Just set it to 1.... IT WORKS!!!!  

Ran it a few times, and every time it was successful. YESSSSSSSSSSSSSSSS


----------



## EDM_v-dub (Mar 16, 2003)

Vr6DubNY said:


> So i let the car sit for 15 minutes, turned it on, put the adj to 3, ran a calibration again, and the presets work better than ever.
> 
> I find it very odd, but atleast it works and maybe this post will help someone else in the future. Not an easy subject to search for, atleast my searching skills didn't work great.


 I'm going to have to try this again. Mine does the same thing, but I think I have the adj at 6 or 7... The front works everytime, easily, but the rear has a lot of trouble consistantly hitting the pressure. I can do it quicker in manual mode... 

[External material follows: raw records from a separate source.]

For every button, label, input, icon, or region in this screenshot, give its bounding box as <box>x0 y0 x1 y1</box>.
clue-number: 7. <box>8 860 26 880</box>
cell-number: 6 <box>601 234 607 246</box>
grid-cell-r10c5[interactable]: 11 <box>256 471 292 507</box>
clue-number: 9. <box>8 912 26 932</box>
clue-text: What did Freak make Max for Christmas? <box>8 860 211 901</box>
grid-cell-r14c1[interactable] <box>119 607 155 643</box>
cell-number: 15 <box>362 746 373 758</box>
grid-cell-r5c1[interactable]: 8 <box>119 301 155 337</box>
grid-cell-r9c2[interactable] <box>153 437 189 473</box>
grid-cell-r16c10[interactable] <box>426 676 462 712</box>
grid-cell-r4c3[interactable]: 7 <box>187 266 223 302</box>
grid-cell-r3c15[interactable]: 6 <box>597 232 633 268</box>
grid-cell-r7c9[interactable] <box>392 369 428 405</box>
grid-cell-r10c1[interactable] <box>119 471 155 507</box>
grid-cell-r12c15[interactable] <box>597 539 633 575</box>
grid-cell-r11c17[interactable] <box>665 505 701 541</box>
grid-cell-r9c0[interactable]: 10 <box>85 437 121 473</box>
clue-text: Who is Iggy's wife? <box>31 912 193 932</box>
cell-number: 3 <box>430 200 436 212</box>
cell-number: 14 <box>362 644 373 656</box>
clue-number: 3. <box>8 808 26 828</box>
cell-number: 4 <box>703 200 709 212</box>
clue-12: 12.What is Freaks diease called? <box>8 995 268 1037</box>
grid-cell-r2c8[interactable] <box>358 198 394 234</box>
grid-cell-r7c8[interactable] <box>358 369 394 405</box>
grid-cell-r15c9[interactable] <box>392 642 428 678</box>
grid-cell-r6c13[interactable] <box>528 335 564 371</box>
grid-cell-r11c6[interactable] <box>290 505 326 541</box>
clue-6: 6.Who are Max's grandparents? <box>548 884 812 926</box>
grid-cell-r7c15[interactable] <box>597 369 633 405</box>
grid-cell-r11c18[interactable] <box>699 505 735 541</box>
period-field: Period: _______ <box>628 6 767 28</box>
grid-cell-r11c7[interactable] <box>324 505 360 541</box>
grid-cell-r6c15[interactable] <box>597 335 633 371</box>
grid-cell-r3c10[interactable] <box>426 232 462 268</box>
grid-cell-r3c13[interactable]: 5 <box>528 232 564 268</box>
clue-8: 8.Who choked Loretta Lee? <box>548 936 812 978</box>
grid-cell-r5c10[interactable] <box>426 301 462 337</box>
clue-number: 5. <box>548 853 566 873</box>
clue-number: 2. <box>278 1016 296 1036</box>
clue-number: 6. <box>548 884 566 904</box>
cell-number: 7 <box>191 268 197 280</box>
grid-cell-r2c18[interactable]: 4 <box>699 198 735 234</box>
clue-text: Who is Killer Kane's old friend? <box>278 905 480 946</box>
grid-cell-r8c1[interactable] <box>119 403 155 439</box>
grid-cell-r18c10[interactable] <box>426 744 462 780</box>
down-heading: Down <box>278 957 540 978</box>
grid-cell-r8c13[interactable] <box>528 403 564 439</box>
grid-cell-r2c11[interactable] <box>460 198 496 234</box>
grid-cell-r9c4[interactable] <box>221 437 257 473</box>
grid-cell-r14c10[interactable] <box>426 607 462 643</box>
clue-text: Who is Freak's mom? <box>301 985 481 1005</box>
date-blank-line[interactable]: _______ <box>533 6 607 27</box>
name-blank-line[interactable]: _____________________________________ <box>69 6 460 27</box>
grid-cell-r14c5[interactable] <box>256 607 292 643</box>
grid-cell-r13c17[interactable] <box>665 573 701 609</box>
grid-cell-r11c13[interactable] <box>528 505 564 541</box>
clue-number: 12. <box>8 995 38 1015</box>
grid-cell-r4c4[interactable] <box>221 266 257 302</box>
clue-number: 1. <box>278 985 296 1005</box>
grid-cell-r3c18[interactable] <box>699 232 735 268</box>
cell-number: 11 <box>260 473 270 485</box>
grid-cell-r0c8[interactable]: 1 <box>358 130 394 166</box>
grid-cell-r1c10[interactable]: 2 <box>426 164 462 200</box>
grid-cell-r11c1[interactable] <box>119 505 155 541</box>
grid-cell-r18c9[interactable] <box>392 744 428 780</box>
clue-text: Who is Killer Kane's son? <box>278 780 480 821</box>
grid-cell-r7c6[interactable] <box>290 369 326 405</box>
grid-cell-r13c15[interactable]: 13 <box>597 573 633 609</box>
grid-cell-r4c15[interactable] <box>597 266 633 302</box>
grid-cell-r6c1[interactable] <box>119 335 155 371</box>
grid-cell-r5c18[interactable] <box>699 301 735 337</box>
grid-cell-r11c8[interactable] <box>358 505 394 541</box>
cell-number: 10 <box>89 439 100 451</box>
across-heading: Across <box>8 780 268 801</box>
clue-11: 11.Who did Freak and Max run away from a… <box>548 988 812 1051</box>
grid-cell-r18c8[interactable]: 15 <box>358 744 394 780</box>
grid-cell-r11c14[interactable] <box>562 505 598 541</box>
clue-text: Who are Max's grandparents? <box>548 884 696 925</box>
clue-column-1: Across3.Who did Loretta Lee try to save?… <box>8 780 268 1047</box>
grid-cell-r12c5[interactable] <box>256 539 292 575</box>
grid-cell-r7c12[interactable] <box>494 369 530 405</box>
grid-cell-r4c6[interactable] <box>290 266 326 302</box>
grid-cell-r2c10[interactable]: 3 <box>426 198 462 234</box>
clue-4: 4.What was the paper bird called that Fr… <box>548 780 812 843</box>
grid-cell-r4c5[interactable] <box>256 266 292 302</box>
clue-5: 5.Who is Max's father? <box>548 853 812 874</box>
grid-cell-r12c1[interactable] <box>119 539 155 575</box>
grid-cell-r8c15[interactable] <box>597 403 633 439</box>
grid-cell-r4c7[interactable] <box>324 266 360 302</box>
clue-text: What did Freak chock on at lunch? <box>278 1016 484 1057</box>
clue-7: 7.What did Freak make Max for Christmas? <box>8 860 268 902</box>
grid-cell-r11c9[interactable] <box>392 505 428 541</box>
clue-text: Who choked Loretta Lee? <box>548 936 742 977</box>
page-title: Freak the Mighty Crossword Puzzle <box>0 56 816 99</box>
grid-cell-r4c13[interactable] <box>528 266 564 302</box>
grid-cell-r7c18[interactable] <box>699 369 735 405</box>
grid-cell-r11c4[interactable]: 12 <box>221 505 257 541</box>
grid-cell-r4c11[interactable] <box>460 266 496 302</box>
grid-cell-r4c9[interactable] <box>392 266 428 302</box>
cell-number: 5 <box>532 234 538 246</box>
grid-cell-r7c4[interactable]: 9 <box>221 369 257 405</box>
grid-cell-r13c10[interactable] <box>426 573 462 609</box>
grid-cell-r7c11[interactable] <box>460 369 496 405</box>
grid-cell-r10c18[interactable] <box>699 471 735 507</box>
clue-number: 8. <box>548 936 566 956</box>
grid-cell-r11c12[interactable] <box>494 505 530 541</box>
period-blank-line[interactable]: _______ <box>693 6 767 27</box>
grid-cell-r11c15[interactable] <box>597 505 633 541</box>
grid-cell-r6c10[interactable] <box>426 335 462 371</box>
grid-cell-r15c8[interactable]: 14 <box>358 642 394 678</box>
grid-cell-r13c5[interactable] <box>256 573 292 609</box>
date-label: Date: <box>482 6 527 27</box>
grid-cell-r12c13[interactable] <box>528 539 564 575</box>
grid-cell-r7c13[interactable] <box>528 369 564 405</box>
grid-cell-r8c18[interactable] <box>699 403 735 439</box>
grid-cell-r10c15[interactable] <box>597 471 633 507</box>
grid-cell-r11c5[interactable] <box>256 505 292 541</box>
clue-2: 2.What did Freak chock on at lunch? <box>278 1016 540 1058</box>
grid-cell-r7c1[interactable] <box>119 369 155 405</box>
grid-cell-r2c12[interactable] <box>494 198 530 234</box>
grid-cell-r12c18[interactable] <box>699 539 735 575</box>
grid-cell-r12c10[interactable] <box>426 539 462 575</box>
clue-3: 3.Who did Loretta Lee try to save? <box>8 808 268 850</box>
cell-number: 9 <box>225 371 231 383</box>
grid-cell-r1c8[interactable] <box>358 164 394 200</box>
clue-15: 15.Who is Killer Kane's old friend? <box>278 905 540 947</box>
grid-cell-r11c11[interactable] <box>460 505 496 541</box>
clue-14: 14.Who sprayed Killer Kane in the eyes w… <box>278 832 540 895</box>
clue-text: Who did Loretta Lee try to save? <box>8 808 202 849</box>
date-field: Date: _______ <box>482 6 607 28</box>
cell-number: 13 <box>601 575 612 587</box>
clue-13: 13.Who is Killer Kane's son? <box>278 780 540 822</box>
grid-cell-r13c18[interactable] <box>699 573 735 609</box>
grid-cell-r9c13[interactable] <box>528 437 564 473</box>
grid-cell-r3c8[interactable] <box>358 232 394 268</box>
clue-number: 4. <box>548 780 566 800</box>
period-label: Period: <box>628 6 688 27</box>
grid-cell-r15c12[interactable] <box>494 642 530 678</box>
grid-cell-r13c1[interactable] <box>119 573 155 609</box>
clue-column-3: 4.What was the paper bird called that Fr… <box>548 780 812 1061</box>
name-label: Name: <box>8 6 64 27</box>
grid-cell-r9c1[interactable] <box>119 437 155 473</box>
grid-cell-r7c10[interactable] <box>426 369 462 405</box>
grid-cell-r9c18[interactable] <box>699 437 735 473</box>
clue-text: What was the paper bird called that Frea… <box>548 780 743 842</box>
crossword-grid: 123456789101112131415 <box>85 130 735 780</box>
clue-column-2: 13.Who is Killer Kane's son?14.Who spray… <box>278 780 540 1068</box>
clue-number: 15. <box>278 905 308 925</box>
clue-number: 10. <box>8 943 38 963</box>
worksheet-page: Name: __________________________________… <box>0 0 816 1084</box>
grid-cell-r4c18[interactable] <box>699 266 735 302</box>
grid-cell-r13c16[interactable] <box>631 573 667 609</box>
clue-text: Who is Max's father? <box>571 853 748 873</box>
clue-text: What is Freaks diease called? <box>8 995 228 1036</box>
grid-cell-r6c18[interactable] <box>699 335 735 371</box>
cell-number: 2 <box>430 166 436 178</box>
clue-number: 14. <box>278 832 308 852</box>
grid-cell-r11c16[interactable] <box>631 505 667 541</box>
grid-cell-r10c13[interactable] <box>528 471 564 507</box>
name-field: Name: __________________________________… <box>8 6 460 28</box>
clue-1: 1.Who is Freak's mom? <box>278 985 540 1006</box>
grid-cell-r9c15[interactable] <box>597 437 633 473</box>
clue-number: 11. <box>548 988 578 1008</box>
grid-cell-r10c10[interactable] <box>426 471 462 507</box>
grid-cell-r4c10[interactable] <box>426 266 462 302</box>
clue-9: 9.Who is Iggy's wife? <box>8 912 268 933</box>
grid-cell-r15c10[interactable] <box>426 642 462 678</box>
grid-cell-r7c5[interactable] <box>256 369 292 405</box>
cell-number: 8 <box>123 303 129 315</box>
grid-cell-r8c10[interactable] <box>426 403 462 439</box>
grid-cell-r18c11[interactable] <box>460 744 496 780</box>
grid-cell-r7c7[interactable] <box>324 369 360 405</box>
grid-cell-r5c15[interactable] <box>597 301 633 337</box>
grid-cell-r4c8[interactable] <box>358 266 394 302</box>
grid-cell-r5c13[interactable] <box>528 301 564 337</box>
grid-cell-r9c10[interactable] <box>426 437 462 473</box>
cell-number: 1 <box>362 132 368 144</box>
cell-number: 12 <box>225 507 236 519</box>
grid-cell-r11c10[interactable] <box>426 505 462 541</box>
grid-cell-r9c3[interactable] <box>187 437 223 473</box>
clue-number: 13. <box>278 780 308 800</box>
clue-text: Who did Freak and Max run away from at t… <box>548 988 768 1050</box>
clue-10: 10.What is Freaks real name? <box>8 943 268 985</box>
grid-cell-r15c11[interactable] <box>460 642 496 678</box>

The one thing that has come to my attention recently is that my rear is probably twice as fast to inflate/deflate as the front. I've gotta assume that's part of the issue.


----------



## Squirrel Nuts (Aug 25, 2010)

TeamZleep said:


> Just set it to 1.... IT WORKS!!!!
> 
> Ran it a few times, and every time it was successful. YESSSSSSSSSSSSSSSS


 :thumbup: :thumbup:


----------



## TeamZleep (Aug 28, 2007)

Squirrel Nuts said:


> :thumbup: :thumbup:


 Thank you so much for the advice! I freaking LOVE this setup... I'll never go static low again...


----------